The Fed is Where Banks Deposit Money
Those deposits, which are called reserves, are the means by which banks pay other banks. Before the financial crisis of 2007-08, banks did not earn interest on reserves, so they deposited what was required by law: $43 billion, plus another $1.9 billion in excess reserves. Moreover, this $45 billion in total reserves was somehow able to circulate among banks and support trillions of dollars in payments.
For example, say your bank is Wells Fargo, and you write a check for $2,500 to your car mechanic, who happens to bank at Citi. Wells deducts $2,500 from your checking account, and then transfers $2,500 from its reserve account at the Fed to Citi’s reserve account. Then Citi increases the mechanic’s checking account by $2,500. No actual cash moves; it is all done electronically. And when some banks were short of reserves, they could always borrow them from other banks.
However, in 2008, the healthier banks stopped lending their reserves to the failing banks, and the payment processing system was on the verge of collapse. To make sure people’s mortgage and car payments were processed, the government bailed out the failing banks. This gave the healthier banks the confidence they needed to lend failing banks reserves again and prevented interruption of the payment processing system, which would have stopped commerce and caused another Great Depression.
After the government stabilized the banks, and with the fed funds rate already lowered to zero, the Fed embarked on a stimulus program (quantitative easing) through which it bought long-term bonds from banks, which the Fed paid for by crediting the banks with reserves. The Fed bought so many bonds that reserves went from $45 billion in 2008 to $2.6 trillion today.
Historically, when the Fed wanted to raise rates, it would sell bonds to banks, which the banks would pay for with reserves. This drained reserves from the banking system, so the cost to borrow the remaining reserves would go up. Banks would then try to pass their higher borrowing costs onto their customers by charging them higher rates on mortgages, car loans, business loans, etc.
Today the Fed has a no way of quickly draining those $2.6 trillion of reserves. So, to raise the federal funds rate, the Fed will now have to pay banks interest on their reserves. If not, there would be a stampede of banks wanting to lend their excess reserves to other banks causing any recently raised federal funds rate to fall back to zero.
In 2009, in anticipation of this dilemma, some members of the Fed discussed getting rid of all those excess reserves by selling the bonds back to the banks. However, instead of selling bonds, the Fed over the next few years bought trillions of dollars more.
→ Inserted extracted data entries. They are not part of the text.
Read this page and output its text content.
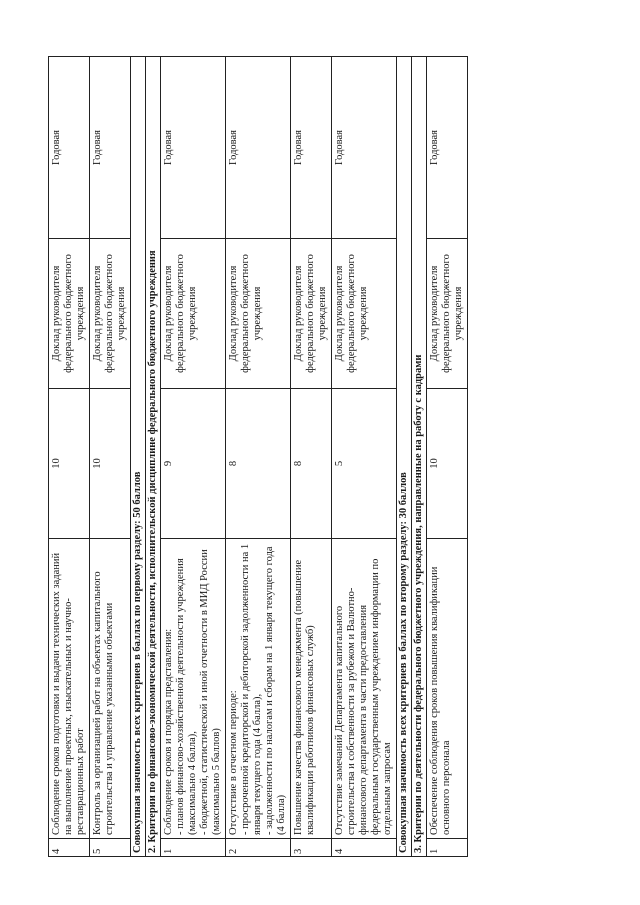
4	Соблюдение сроков подготовки и выдачи технических заданий на выполнение проектных, изыскательных и научно-реставрационных работ	10	Доклад руководителя федерального бюджетного учреждения	Годовая
5	Контроль за организацией работ на объектах капитального строительства и управление указанными объектами	10	Доклад руководителя федерального бюджетного учреждения	Годовая
Совокупная значимость всех критериев в баллах по первому разделу: 50 баллов				
2. Критерии по финансово-экономической деятельности, исполнительской дисциплине федерального бюджетного учреждения				
1	Соблюдение сроков и порядка представления: - планов финансово-хозяйственной деятельности учреждения (максимально 4 балла), - бюджетной, статистической и иной отчетности в МИД России (максимально 5 баллов)	9	Доклад руководителя федерального бюджетного учреждения	Годовая
2	Отсутствие в отчетном периоде: - просроченной кредиторской и дебиторской задолженности на 1 января текущего года (4 балла), - задолженности по налогам и сборам на 1 января текущего года (4 балла)	8	Доклад руководителя федерального бюджетного учреждения	Годовая
3	Повышение качества финансового менеджмента (повышение квалификации работников финансовых служб)	8	Доклад руководителя федерального бюджетного учреждения	Годовая
4	Отсутствие замечаний Департамента капитального строительства и собственности за рубежом и Валютно-финансового департамента в части предоставления федеральным государственным учреждением информации по отдельным запросам	5	Доклад руководителя федерального бюджетного учреждения	Годовая
Совокупная значимость всех критериев в баллах по второму разделу: 30 баллов				
3. Критерии по деятельности федерального бюджетного учреждения, направленные на работу с кадрами				
1	Обеспечение соблюдения сроков повышения квалификации основного персонала	10	Доклад руководителя федерального бюджетного учреждения	Годовая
Impact of Rising Interest Rates on Bonds
When there is talk of rates going up, people and companies that consider borrowing money tend to speed up their decision-making processes to lock in the lower rates. Investors who own a lot of bonds in their portfolios also get anxious because, when rates go up, the value of their bonds starts to go down.
But the interest rate policy of the Federal Reserve is but one variable in an economy full of variables. So there is no guarantee that commercial banks will be able to pass their higher borrowing costs onto consumers and businesses—especially if the slowdown of the gross domestic product in the third quarter of FY 2015 continues.
However, the Fed knows it must get the federal funds rates off of zero. If the economy were to fall back into a recession and the rate was still at zero, the Fed’s only policy tool would be the unpopular bond-buying program, quantitative easing.
The Fed probably should have raised the fed funds rate last year. Instead, what is likely now is that a slowing economy and tame inflation will put the Fed in the unenviable position of having to pay banks interest to slow an already slowing economy.
These are the opinions of Financial Advisor Tim Hayes and not necessarily those of Cambridge Investment Research. They are for informational purposes only, and should not be construed or acted upon as individualized investment advice.